Mist was rising from the river, fraying out the poor light mysteriously, like a gauzy scarf. As Armand hurried closer, the impulse came to him that he should once more cross to the opposite parapet, and pass by the mysterious lamp in, as it were, that other partly-d
ifferent world where rags became drowned girls.
Presently, he obeyed the impulse; it was easy enough to accommodate, merely the matter of a briefly diagonal path. He found, unaccountably, his heart—but perhaps only from lack of food, and tiredness—beating urgently now. He gazed into the misty ambience of the light as it approached nearer and nearer.
Until, suddenly, he saw a figure at the end of the bridge beneath the lamp.
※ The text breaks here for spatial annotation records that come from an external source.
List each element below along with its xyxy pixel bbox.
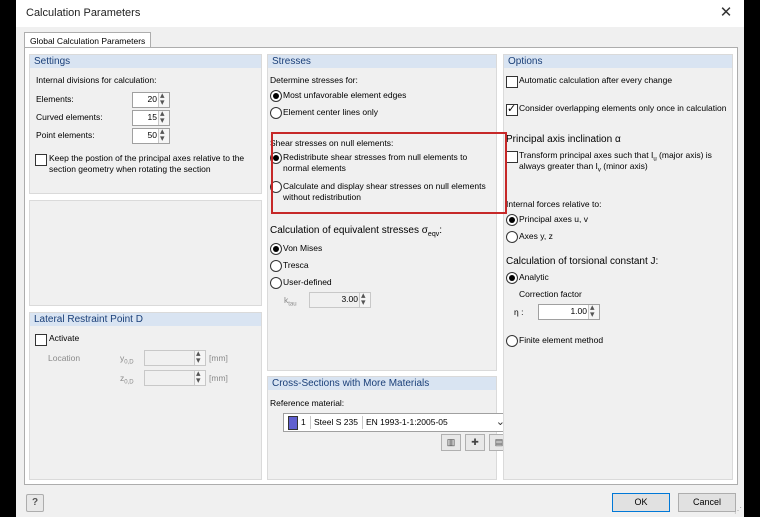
material-color-swatch	[288, 416, 298, 430]
reference-material-dropdown[interactable]: 1 Steel S 235 EN 1993-1-1:2005-05 ⌄	[283, 413, 509, 432]
tresca-radio[interactable]	[270, 260, 282, 272]
keep-axes-label-line1: Keep the postion of the principal axes r…	[49, 153, 245, 163]
edges-label: Most unfavorable element edges	[283, 90, 407, 100]
stepper-arrows-icon[interactable]	[359, 290, 370, 308]
stepper-arrows-icon[interactable]	[158, 126, 169, 144]
edges-radio[interactable]	[270, 90, 282, 102]
principal-axis-label: Principal axis inclination α	[506, 134, 621, 145]
material-library-icon[interactable]: ▥	[441, 434, 461, 451]
cancel-button[interactable]: Cancel	[678, 493, 736, 512]
settings-header: Settings	[30, 55, 261, 68]
tab-label: Global Calculation Parameters	[30, 36, 146, 46]
help-icon[interactable]: ?	[26, 494, 44, 512]
y-location-label: y0,D	[120, 353, 134, 366]
z-location-label: z0,D	[120, 373, 134, 386]
ok-button[interactable]: OK	[612, 493, 670, 512]
stepper-arrows-icon[interactable]	[158, 108, 169, 126]
stepper-arrows-icon[interactable]	[588, 302, 599, 320]
analytic-label: Analytic	[519, 272, 549, 282]
auto-calc-label: Automatic calculation after every change	[519, 75, 673, 85]
y-location-stepper[interactable]	[144, 348, 206, 366]
internal-forces-label: Internal forces relative to:	[506, 199, 602, 209]
lateral-restraint-panel: Lateral Restraint Point D Activate Locat…	[29, 312, 262, 480]
highlight-box	[271, 132, 507, 214]
von-mises-label: Von Mises	[283, 243, 323, 253]
z-unit-label: [mm]	[209, 373, 228, 383]
dialog-title: Calculation Parameters	[26, 7, 141, 19]
keep-axes-checkbox[interactable]	[35, 154, 47, 166]
divisions-label: Internal divisions for calculation:	[36, 75, 157, 85]
options-panel: Options Automatic calculation after ever…	[503, 54, 733, 480]
fem-label: Finite element method	[519, 335, 604, 345]
stepper-arrows-icon[interactable]	[158, 90, 169, 108]
curved-elements-stepper[interactable]: 15	[132, 108, 170, 126]
curved-elements-label: Curved elements:	[36, 112, 103, 122]
transform-label-line2: always greater than Iv (minor axis)	[519, 161, 648, 174]
material-number: 1	[301, 417, 306, 427]
y-unit-label: [mm]	[209, 353, 228, 363]
stresses-header: Stresses	[268, 55, 496, 68]
dialog-window: Calculation Parameters ✕ Global Calculat…	[16, 0, 744, 517]
options-header: Options	[504, 55, 732, 68]
new-material-icon[interactable]: ✚	[465, 434, 485, 451]
tresca-label: Tresca	[283, 260, 309, 270]
ktau-label: ktau	[284, 295, 297, 308]
eta-label: η :	[514, 307, 524, 317]
principal-axes-label: Principal axes u, v	[519, 214, 588, 224]
settings-panel: Settings Internal divisions for calculat…	[29, 54, 262, 194]
ktau-stepper[interactable]: 3.00	[309, 290, 371, 308]
eta-stepper[interactable]: 1.00	[538, 302, 600, 320]
keep-axes-label-line2: section geometry when rotating the secti…	[49, 164, 211, 174]
cross-sections-header: Cross-Sections with More Materials	[268, 377, 496, 390]
axes-yz-radio[interactable]	[506, 231, 518, 243]
correction-factor-label: Correction factor	[519, 289, 582, 299]
activate-label: Activate	[49, 333, 80, 343]
elements-label: Elements:	[36, 94, 74, 104]
z-location-stepper[interactable]	[144, 368, 206, 386]
elements-stepper[interactable]: 20	[132, 90, 170, 108]
centers-radio[interactable]	[270, 107, 282, 119]
stepper-arrows-icon[interactable]	[194, 368, 205, 386]
equivalent-stress-label: Calculation of equivalent stresses σeqv:	[270, 225, 442, 238]
reference-material-label: Reference material:	[270, 398, 345, 408]
user-defined-radio[interactable]	[270, 277, 282, 289]
centers-label: Element center lines only	[283, 107, 378, 117]
point-elements-label: Point elements:	[36, 130, 95, 140]
overlap-checkbox[interactable]	[506, 102, 518, 116]
transform-checkbox[interactable]	[506, 151, 518, 163]
auto-calc-checkbox[interactable]	[506, 76, 518, 88]
axes-yz-label: Axes y, z	[519, 231, 553, 241]
location-label: Location	[48, 353, 81, 363]
activate-checkbox[interactable]	[35, 334, 47, 346]
material-name: Steel S 235	[314, 417, 358, 427]
torsional-label: Calculation of torsional constant J:	[506, 256, 659, 267]
point-elements-stepper[interactable]: 50	[132, 126, 170, 144]
overlap-label: Consider overlapping elements only once …	[519, 103, 727, 113]
fem-radio[interactable]	[506, 335, 518, 347]
von-mises-radio[interactable]	[270, 243, 282, 255]
title-bar: Calculation Parameters ✕	[16, 0, 744, 27]
lateral-restraint-header: Lateral Restraint Point D	[30, 313, 261, 326]
stepper-arrows-icon[interactable]	[194, 348, 205, 366]
determine-label: Determine stresses for:	[270, 75, 358, 85]
material-norm: EN 1993-1-1:2005-05	[366, 417, 448, 427]
user-defined-label: User-defined	[283, 277, 332, 287]
analytic-radio[interactable]	[506, 272, 518, 284]
close-icon[interactable]: ✕	[716, 3, 736, 23]
resize-grip-icon[interactable]: ⋰	[734, 506, 742, 515]
empty-panel	[29, 200, 262, 306]
principal-axes-radio[interactable]	[506, 214, 518, 226]
tab-panel: Settings Internal divisions for calculat…	[24, 47, 738, 485]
Armand checked, continuing to move forward, yet much more slowly now. He heard his footsteps very keenly, over the counterpoint of the river, over the remote whisperings of the city. Louder than both, his own breathing. He could already see clearly the figure was that of a woman.
She was dressed in a wave of black velvet. It was a cloak such as those worn by the rich and the fashionable to the Opera. But it wrapped her within itself as if it, too, were alive, some organic creature, folding her as if in the petals of a black orchid. Behind her head, one petal was raised, a hood like the hood of a striking cobra, framing a face smudged by the mist. He made out an impression of her features. They were aristocratic and quite fixed, perhaps incapable of expression. All but the eyes, which were overlined by long black sloping brows, and which had an indecipherable blueness about the upper lids that was neither paint nor shadow, but suggested the translucent wings of two iris-like insects, pasted there ... Her mouth was hardly generous, yet it was soft, and seemed disposed to smile. Yet this might have been, as so much else, a trick of the mist. But now there was a turn of the whole head. Against the cameo cheek a tendril of night-coloured hair, the twenty simultaneous struck sparks of jewel-drops fringing the hood. A gloved hand pierced the cloak like a knife. The material of the glove was a curious mauvish-blue, pearly and luminescent, insubstantial as a newborn gas flame. The gloved hand made the unmistakable mime of drawing closed a curtain.